Il concerto finale è un omaggio alla portentosa liaison di Napoli con la musica nel secolo dei lumi, nata dalla fervida attività dei quattro Conservatori e dai talentuosi musicisti che l’hanno resa la città più musicale delle capitali europee. Luoghi di formazione, riconosciuti e apprezzati in tutto il mondo, i Conservatori erano capaci di fornire agli allievi il necessario bagaglio per diventare compositore, cantante o strumentista al livello più alto, e consentire ai più eccellenti allievi l’accesso alle corti principesche di tutta Europa.
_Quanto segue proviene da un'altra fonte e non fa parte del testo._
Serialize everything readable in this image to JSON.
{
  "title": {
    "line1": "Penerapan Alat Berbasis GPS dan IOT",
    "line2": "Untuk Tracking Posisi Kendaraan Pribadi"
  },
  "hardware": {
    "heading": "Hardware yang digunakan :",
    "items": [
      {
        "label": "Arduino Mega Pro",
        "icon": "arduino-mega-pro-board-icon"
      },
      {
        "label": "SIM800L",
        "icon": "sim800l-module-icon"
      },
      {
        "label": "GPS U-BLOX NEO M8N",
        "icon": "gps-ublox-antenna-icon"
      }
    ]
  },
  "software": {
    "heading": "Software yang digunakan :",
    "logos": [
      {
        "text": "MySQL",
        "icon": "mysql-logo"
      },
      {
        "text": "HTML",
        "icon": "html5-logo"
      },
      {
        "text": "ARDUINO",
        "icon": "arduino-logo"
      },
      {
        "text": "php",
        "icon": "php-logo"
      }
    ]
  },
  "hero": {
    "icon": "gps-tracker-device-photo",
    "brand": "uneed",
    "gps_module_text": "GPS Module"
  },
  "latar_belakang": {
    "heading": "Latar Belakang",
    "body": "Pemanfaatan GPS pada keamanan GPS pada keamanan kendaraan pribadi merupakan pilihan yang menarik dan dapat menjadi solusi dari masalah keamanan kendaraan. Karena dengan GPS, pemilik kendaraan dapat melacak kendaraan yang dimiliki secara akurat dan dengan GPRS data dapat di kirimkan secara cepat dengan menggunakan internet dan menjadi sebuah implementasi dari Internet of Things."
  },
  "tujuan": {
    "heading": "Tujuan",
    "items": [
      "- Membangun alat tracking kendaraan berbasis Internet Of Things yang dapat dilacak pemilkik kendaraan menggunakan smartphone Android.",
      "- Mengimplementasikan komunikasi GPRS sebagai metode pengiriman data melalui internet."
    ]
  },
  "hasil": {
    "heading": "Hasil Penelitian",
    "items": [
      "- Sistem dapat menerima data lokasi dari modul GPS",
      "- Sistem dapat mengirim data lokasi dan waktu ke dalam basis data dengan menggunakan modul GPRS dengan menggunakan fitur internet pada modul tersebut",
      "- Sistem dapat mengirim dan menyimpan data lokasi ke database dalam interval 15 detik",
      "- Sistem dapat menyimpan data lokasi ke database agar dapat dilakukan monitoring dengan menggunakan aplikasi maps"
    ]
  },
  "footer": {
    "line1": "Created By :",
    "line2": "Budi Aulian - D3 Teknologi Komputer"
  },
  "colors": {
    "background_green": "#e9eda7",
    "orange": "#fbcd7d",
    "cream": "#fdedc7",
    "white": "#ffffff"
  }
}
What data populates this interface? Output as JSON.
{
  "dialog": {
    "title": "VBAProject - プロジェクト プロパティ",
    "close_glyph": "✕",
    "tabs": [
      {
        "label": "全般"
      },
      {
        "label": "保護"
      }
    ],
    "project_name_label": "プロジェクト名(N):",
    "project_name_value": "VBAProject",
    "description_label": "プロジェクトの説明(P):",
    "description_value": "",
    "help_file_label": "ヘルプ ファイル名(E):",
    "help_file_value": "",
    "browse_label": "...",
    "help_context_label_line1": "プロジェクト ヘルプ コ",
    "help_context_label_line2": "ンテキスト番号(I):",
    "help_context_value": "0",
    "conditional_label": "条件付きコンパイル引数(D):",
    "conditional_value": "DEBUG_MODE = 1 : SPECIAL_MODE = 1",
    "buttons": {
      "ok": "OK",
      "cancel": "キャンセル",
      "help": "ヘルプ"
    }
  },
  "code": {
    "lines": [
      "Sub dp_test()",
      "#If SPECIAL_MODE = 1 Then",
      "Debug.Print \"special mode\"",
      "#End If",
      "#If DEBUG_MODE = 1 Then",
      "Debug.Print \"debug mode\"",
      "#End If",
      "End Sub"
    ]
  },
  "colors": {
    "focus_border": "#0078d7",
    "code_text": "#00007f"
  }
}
Molti compositori furono forgiati dall’indole della città ancor prima che dalla sua scuola musicale. Alcuni, di origine siciliana, pugliese o perfino francese, hanno contribuito a dare respiro europeo alla tradizione di una città che ha insinuato la suggestione di forme musicali fra il colto e il popolare destinate a diffondersi in modo capillare in tutta Europa.

Per questo «Siamo tutti napoletani», titolo di coda della rassegna diretta dal M.O Prontera, è un’iperbole sull’epicentro culturale partenopeo, sul suo gusto, sulla capacità di diffondere le sue tradizioni e il suo patrimonio artistico: Napoli era la vera capitale d’Europa. Contava, in quel periodo, 450.000 abitanti, a differenza di Londra e Parigi che arrivavano a circa 250.000; era la sede dell’innovazione intellettuale, alcuni pensatori stranieri (come Charles de Brosses nel 1739 nelle memorie di «Viaggio in Italia») la consideravano «capitale musicale d’Europa, che vale a dire, del mondo intero». Il «Festival» si chiude così, con il suo patrimonio di ascolto, con i tanti spettatori che hanno seguito la mappa della musica antica in provincia di Brindisi tra luoghi, suoni e suggestioni, con un appeal che ogni anno capitalizza interesse attorno ai concerti, con uno sguardo interessato a quella Scuola che ha avuto nella «Grande, luminosa e gentil città» la sua culla natale e prodiga.